Тем не менее, если бы Дороти Скотт была мальчиком, она бы испытывала карьерные ограничения после окончания школы Св. Денизы, поскольку у нее не было того самого английского образования, которое так ценил ее отец. Заканчивавшие индийские школы юноши европейского происхождения не могли рассчитывать на назначения, обещавшие самые высокие доходы, престиж и продвижение по службе. Только образование в метрополии открывало путь к высшему чиновничеству и на высшие должности.[62] Но поскольку Дороти была девочкой, родители считали вполне достаточным, если она останется частью мигрирующего европейского сообщества, получив образование в Индии. По окончании школы Св. Денизы Дороти обучалась секретарской работе в Лондоне, куда родители выехали в длительный отпуск почти через десять лет после их первой поездки. Затем она вернулась с родителями в Индию и жила там до выхода Дональда на пенсию в 1938 году, когда они окончательно покинули субконтинент. После этого уже не оставалось никакого шанса, что Дональд станет частью местного оседлого сообщества, и Майси и Дороти, водворившись в Британии, смогли спокойно забыть об идентичности, связанной с их рождением и жизнью в Индии.
* * *
Письма Дональда Скотта брату выполняли целый ряд функций. Написанные в межвоенные годы, они свидетельствовали о семейной привязанности, подтверждая, что она не оборвалась вопреки разделившим родственников времени и расстоянию. Не менее важно то, что письма, обеспечивая прямую коммуникацию с метрополией – как с реальными людьми “дома”, так и с воображаемым конструктом “дома”, – помогали семьям поддерживать британскую, или “европейскую”, идентичность. Члены внутренне разнородного колониального сообщества в Индии таким образом поддерживали прямую связь с колониальной властью – с сердцем империи, что повышало их расовый, социо-экономический и культурный статус. Письма британских имперских семей не теряли своего значения и после воссоединения живших в разлуке родственников и их возвращения на родину. Члены семей Бевериджей, Талботов, Баннерманов и Скоттов тщательно хранили их среди семейных бумаг. В конце концов многие были переданы в британские архивы – знак того, что письма ценили не только как личные и семейные документы, но как исторические свидетельства в широком смысле.

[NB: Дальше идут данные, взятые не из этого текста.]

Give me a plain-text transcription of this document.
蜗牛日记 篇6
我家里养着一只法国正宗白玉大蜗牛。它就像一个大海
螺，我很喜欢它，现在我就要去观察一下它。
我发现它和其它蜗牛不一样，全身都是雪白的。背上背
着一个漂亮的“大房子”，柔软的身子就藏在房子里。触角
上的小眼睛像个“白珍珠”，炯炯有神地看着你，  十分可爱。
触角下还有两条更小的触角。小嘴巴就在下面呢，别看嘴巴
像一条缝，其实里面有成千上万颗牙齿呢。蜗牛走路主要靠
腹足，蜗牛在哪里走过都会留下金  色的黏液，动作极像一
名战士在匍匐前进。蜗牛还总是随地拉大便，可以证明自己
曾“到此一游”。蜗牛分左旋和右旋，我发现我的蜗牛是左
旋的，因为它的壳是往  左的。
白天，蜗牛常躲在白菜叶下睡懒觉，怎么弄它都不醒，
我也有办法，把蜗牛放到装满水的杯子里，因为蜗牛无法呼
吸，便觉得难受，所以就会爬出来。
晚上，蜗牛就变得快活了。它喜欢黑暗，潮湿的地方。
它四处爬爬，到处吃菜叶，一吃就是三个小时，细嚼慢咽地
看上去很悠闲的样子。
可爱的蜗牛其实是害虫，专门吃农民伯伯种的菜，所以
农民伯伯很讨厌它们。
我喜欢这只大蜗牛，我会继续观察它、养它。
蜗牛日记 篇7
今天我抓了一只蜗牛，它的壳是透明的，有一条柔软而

Запрашивая в 1952 году отцовские письма у дяди, Дороти Скотт подводила собственные итоги жизни в Индии после длительного перерыва. Вместе с родителями она покинула Индию в 1938 году, чтобы навсегда поселиться в Англии. И хотя здесь родился и вырос ее отец, вряд ли Дороти и Майси чувствовали себя в Англии “дома”. 1938 год знаменовал конец Индии, которая – даже с учетом двух английских каникул – оставалась единственным “домом” для Дороти и ее мамы.[63] Дональду не была суждена долгая жизнь пенсионера, он умер в 1942 году, через четыре года после возвращения. К 1947 году прекратил свое существования Радж, определивший всю жизнь семьи Скоттов – в то лето Индия и Пакистан завоевали независимость. Чтение писем отца пять лет спустя, а позднее написание собственных мемуаров позволили Дороти восстановить связи с прошлым, которое в буквальном смысле стало чужой страной, куда невозможно было вернуться по-настоящему. Можно только догадываться о причинах, побудивших Дороти текстуально вернуться в прежние времена и далекие земли, но ее усилия свидетельствуют, что Индия сохраняла свое значение в ее идентичности, и она так и не смогла оставить Индию в прошлом. Видимо, для Дороти, как и для прочих членов колониального сообщества конца империи, постколониальная эпоха обернулась необходимостью найти новые основания в жизни. Частью этого процесса были усиленные попытки понять роль, пусть даже скромную, которую она и ее семья сыграли в истории империи.[64]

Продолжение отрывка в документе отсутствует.